Another day, another study. Again, nothing fancy – merely a FTR, heap (or minheap, with root containing the minimum) implementation in Perl. extract_top name is to keep main interface similar to existing CPAN modules (like Heap::Simple)

package Heap::Hydra;

sub new {
   return bless {_heap => [undef,], _heap_size => 0}, shift;
}

sub getParent {
   my $self = shift;
   my $child_pos = shift;

   my $parent_pos = int($child_pos * 0.5) || 1;
   return $self->{_heap}->[$parent_pos], $parent_pos;
}

sub getMinKid {
   my $self = shift;
   my $parent_pos = shift;

   my $child_pos = $parent_pos * 2;
   return undef if $child_pos >= scalar @{$self->{_heap}};

   my $min_child = $self->{_heap}->[$child_pos];
   if (defined $self->{_heap}->[$child_pos + 1] && $self->{_heap}->[$child_pos + 1] < $min_child) {      $child_pos += 1;      $min_child = $self->{_heap}->[$child_pos];
   }
   return $min_child, $child_pos;
}

sub extract_top {
   my $self = shift;
   my $top_pos = shift || 1;

   my ($new_top, $new_top_pos) = $self->getMinKid($top_pos);
   if (!defined $new_top) {
     return splice @{$self->{_heap}}, $top_pos, 1;
   }

   my $prev_top = $self->{_heap}->[$top_pos];
   $self->{_heap}->[$top_pos] = $self->extract_top($new_top_pos);
   $self->{_heap_size}--;

   return $prev_top;
}

sub insert {
   my $self = shift;
   my $child = shift;

   $self->{_heap_size}++;
   $self->{_heap}->[$self->{_heap_size}] = $child;

   my $child_pos = $self->{_heap_size};
   my ($parent, $parent_pos) = $self->getParent($child_pos);
   while ($parent > $child) {
     $self->{_heap}->[$parent_pos] = $child;
     $self->{_heap}->[$child_pos] = $parent;
     $child_pos = $parent_pos;

     ($parent, $parent_pos) = $self->getParent($child_pos);
   }

   return $child_pos;
}

Perl sort

You only realize the difference when you compare things. I sometimes thought “how fast built-in Perl sort really is?”, but never got to any comparison (finally got to some sort algorithms research).

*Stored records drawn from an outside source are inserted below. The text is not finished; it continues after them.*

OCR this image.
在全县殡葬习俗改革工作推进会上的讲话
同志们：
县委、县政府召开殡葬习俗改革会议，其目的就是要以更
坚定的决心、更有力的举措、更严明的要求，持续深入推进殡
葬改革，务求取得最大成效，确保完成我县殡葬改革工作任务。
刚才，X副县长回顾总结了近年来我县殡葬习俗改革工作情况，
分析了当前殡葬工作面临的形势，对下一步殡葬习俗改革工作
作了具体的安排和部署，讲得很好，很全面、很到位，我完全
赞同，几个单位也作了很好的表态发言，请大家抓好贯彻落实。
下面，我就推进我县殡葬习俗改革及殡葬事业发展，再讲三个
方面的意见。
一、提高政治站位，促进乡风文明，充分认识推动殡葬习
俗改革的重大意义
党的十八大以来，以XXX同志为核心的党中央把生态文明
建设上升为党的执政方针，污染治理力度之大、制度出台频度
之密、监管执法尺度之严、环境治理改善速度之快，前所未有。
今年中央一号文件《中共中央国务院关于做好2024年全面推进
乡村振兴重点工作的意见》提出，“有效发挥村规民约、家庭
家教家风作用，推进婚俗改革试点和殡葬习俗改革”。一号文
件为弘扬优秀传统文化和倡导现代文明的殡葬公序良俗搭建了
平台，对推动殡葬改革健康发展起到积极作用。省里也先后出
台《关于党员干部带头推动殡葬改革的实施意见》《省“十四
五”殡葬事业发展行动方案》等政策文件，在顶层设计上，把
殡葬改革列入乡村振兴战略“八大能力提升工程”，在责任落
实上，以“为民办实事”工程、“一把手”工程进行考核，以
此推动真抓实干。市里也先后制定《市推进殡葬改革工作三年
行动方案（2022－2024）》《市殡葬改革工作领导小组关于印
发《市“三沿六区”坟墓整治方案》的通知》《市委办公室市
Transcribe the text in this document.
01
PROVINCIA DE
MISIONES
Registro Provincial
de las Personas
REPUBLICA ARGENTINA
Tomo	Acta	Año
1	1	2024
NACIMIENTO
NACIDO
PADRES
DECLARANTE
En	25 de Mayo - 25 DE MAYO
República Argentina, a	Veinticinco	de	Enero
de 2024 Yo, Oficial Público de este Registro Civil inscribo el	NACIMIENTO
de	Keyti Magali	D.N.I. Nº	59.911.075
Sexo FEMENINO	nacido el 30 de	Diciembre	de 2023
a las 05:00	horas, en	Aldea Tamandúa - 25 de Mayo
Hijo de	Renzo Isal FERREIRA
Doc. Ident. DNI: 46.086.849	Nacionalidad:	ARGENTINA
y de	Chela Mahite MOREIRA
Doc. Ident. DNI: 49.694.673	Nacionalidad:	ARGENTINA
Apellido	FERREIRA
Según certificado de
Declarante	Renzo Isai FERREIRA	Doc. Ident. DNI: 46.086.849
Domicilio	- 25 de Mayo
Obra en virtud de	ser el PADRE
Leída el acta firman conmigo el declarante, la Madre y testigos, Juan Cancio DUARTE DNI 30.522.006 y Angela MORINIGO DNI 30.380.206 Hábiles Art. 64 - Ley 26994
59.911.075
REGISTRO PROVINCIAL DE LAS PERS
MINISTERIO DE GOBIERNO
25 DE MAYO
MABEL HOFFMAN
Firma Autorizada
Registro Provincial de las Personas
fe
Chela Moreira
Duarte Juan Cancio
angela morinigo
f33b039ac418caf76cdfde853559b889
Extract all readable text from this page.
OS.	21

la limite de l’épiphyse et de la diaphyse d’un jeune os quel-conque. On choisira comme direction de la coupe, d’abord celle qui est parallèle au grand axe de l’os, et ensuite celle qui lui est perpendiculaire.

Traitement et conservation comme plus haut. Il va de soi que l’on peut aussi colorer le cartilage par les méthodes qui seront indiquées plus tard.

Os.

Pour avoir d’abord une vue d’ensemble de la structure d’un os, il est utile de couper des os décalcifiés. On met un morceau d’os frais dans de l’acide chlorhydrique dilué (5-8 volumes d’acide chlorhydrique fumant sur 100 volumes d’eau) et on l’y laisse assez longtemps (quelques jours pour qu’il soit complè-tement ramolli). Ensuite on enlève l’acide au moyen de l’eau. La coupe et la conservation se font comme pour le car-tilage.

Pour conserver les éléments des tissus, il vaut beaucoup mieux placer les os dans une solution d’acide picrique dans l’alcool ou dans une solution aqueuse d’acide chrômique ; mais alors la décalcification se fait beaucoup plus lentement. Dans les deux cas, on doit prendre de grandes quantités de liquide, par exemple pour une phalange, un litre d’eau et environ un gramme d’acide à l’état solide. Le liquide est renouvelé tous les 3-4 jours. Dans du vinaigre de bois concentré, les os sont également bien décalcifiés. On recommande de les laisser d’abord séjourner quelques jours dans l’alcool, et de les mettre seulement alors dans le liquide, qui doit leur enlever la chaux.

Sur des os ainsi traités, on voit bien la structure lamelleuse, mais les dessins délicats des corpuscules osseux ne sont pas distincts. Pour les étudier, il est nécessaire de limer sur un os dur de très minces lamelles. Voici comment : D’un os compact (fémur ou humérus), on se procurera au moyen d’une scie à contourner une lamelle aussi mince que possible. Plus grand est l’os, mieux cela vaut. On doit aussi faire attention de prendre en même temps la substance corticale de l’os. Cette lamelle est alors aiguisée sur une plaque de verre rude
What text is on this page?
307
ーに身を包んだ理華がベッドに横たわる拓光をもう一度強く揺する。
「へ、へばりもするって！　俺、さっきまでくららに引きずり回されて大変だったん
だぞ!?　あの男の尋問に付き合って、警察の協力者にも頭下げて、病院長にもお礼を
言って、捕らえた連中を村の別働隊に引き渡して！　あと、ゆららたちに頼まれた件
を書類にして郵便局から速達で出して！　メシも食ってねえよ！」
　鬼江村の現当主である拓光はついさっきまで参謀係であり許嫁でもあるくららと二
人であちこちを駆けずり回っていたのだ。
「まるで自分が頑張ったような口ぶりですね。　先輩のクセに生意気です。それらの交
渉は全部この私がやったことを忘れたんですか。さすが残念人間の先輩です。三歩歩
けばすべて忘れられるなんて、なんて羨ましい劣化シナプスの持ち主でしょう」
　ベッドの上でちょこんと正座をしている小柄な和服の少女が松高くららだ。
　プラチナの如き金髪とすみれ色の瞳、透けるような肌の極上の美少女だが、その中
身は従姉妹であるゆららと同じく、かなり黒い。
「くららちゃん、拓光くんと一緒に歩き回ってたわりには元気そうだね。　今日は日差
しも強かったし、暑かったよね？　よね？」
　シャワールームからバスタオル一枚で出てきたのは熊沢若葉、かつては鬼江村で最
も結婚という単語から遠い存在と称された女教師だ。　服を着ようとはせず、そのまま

Well, no surprises, of course (and my implementations are quite sub-optimal), but still (sorta FTR – this is a sort of 10K-element array filled with int representations of rand(10000) values):

  • perl: 0.00242
  • quicksort: 0.097454
  • mergesort: 0.115439
  • insert sort: 8.223053

Another FTR – Perl (since 5.8) has both quicksort and mergesort, although as I understand quicksort is still used by default – just shuffling (big?) arrays  to save from worst-case scenario in pre-sorted case. You can change the sort algorithm though with this (from http://perldoc.perl.org/sort.html):

  1. use sort ‘stable’; # guarantee stability
  2. use sort ‘_quicksort’; # use a quicksort algorithm
  3. use sort ‘_mergesort’; # use a mergesort algorithm
  4. use sort ‘defaults’; # revert to default behavior
  5. no sort ‘stable’; # stability not important

Like, if you need a “stable” sort (which mergesort is) – when same elements preserve their initial order.